Some real search engines use distributed file systems. this distributed system provides an autonomous system where data is distributed across multiple nodes. Such a system can be recovered from damages to one or more nodes. google file system and nutch Distributed File System (Modeling in. google File System) is such an example. two implementations adopt an aggregation scanning algorithm. Google details this algorithm in map-reduce (see Google Labs)
This method makes each node contain a part of the file system, but the index becomes so large that it becomes more attractive when saved on each node.
Sakai is not yet planning to implement distributed file systems
Database clustered local search
In this approach, indexes are used from local disk, but backed up to the database as Lucene segments.
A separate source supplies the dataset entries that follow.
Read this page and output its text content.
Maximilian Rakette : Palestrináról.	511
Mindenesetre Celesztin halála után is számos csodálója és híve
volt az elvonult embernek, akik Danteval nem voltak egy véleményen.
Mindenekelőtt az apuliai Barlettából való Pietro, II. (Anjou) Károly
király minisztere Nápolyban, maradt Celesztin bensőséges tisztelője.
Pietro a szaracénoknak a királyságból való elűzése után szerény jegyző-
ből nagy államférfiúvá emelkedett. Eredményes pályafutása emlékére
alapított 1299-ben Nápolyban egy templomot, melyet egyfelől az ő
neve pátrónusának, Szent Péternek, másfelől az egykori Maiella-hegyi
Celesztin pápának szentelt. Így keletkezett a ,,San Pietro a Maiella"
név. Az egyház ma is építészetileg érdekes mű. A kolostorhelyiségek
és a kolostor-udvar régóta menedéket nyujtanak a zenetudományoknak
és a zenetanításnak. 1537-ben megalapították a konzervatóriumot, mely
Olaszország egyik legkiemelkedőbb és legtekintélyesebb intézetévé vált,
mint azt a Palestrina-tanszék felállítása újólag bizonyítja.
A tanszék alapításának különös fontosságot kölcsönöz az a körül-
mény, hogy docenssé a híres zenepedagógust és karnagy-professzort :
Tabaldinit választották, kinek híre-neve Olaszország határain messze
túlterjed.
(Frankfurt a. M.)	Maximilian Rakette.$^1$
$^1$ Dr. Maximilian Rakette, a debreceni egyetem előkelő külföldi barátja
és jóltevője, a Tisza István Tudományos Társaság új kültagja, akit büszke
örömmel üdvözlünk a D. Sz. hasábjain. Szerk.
A cluster app node is installed, it synconizes the local copy of the search index with the database. when new content is added by one of the cluster app nodes, It updates the backup copy in the database. on reciept of the index reload events, all cluster app nodes resyncronize the with the database downloading changed and new search segments.
This mechanism in the process of being tested, I exhibits the same performance as a local basaed search for a 200 MB index with 80,000 documents.
Once this mechanism is completely tested it will become the default OOTB mechanism, as it works where there is a single cluster node or more than one cluster node. the added advantage of this mechanism is that the index is stored in the database.
It will also be possible to implement this mechanic with a shared filestore acting as the backup location.
In this method, the index is used through a local disk, but as a Lucene sector backup in the database, you can install a cluster application node to copy locally and synchronize between databases. when an index overload event is received, all cluster application nodes are synchronized with the database again to download updates and new search sectors.
This mechanism is in the testing stage. I found that when searching for 80000 MB indexes (including documents), this mechanism has the same performance as local indexes.
Once this mechanism has been fully tested, it will become the default OOTB mechanism when working in one or more cluster nodes. the additional advantage is that the index is stored in the data.
Shared File storage can also be used as a backup path to implement this mechanism.